El diputado nacional Adrián Brizuela (LLA) defendió la gestión de Manuel Adorni en el Congreso y abrió un nuevo frente político al advertir que no apoyará una reforma constitucional provincial que considere una “trampa”.
El diputado nacional Adrián Brizuela (La Libertad Avanza) expresó su respaldo al jefe de Gabinete, Manuel Adorni, tras su informe de gestión en la Cámara de Diputados, y al mismo tiempo cuestionó la posibilidad de una reforma constitucional en Catamarca impulsada por el gobernador Raúl Jalil. “No entraremos en esa trampa”, afirmó en declaraciones a Radio El Esquiú 95.3.
Brizuela consideró que la jornada en el Congreso estuvo lejos del caos que algunos sectores anticipaban. “Lo que se presumía que iba a ser una carnicería, una masacre, no terminó siendo así”, sostuvo.
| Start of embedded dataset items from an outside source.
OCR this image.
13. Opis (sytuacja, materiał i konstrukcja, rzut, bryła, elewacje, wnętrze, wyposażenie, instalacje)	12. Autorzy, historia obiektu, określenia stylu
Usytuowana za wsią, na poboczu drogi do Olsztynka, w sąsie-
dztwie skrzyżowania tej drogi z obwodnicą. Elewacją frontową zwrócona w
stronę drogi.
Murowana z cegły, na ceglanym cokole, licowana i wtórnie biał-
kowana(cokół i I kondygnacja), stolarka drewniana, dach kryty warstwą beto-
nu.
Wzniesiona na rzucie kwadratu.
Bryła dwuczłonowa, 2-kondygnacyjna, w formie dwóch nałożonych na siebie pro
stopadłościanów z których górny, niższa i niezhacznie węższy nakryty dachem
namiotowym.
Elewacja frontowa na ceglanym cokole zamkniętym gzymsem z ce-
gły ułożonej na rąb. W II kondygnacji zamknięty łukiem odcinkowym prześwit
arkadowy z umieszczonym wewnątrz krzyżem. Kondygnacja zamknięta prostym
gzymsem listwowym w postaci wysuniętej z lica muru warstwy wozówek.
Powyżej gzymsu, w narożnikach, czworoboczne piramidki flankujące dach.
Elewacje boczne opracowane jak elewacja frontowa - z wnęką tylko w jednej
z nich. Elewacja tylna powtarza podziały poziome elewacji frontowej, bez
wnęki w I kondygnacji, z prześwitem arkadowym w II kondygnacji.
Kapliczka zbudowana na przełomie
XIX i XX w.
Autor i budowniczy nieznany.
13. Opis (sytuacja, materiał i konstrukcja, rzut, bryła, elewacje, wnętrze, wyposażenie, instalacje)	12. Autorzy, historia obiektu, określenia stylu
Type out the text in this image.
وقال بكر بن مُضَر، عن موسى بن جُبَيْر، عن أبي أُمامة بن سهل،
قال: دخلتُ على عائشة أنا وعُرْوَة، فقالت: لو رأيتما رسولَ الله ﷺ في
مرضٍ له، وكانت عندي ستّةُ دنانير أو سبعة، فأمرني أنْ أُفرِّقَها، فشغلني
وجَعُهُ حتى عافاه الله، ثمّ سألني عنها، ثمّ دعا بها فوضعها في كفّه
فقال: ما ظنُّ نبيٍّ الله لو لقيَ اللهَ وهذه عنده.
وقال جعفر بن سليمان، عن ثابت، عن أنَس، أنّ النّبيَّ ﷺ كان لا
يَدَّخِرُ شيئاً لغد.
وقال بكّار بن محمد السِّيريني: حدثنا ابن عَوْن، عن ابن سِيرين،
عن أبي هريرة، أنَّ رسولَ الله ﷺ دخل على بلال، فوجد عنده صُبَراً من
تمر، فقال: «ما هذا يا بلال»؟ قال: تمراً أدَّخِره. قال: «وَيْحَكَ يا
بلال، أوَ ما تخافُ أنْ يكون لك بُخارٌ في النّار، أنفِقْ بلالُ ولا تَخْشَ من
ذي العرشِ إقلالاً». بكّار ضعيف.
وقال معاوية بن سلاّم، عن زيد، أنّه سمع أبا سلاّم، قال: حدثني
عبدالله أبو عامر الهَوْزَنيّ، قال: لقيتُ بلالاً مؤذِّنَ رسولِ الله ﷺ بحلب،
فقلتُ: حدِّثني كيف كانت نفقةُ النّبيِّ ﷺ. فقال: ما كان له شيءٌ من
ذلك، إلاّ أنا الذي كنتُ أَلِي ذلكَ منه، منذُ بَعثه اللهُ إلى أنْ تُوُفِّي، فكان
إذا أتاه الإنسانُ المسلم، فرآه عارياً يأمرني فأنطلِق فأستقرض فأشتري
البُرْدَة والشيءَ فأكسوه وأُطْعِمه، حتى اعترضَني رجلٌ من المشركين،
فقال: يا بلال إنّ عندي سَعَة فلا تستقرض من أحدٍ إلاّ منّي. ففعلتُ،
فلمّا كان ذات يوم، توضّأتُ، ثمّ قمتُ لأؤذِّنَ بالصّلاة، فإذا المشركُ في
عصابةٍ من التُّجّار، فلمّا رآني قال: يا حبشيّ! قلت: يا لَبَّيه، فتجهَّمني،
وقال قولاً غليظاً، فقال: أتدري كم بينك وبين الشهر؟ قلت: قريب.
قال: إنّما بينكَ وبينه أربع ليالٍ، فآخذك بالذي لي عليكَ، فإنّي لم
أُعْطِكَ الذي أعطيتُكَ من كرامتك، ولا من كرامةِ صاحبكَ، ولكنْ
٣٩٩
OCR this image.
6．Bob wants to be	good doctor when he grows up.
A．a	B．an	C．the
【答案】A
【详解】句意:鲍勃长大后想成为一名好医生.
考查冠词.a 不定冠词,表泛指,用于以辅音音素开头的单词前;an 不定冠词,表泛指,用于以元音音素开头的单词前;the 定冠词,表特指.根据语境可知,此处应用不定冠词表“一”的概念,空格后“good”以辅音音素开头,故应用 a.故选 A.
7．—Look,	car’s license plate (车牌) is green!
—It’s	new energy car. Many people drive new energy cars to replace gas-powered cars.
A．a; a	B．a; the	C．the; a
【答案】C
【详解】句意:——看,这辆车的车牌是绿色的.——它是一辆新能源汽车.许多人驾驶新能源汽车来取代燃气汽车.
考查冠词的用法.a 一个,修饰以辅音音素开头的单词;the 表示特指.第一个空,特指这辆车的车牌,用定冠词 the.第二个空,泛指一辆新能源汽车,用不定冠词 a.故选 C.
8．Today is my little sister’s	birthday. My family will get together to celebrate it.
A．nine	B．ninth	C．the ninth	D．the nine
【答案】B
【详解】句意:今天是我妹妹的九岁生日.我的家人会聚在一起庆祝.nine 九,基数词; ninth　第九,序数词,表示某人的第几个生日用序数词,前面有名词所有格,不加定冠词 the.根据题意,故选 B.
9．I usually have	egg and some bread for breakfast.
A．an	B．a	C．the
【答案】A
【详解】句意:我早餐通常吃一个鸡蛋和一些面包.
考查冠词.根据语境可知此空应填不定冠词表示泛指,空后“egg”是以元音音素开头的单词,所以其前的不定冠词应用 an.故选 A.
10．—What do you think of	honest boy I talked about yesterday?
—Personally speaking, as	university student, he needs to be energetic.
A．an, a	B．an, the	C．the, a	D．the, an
A su juicio, Adorni estuvo “muy sólido, muy seguro” al responder preguntas sobre obra pública, coparticipación, salud y educación, y logró superar una prueba política clave.
El legislador diferenció entre los diputados que realizaron planteos de gestión y aquellos que buscaron “embarrar la cancha”. También criticó a sectores opositores por convertir la Cámara en “una suerte de circo” y mencionó episodios de show durante la sesión. “Esperaban despedazarlo y no se dio así”, resumió.
Luego trasladó la discusión al plano provincial, a horas del mensaje del gobernador ante la Asamblea Legislativa. Allí anticipó que la oposición seguirá de cerca cualquier anuncio sobre cambios en la Constitución catamarqueña. “Todos los años anuncia obras, las mismas obras que no se hacen de un año a otro”, disparó.
Brizuela reconoció que la Carta Magna provincial, vigente desde 1988, necesita actualizaciones, pero advirtió que una reforma no puede reducirse al debate por las reelecciones. “Hay cosas mucho más profundas”, sostuvo. Entre ellas mencionó el Tribunal de Cuentas, el funcionamiento de la Justicia y la transparencia en el manejo de los fondos mineros.
El diputado explicó que su espacio ya presentó una agenda legislativa común con aliados y que esos puntos serán “incaudicables” en cualquier negociación futura. Con esa definición, dejó planteado el tono de la discusión que viene: respaldo cerrado al Gobierno nacional y presión política sobre la Casa de Gobierno provincial.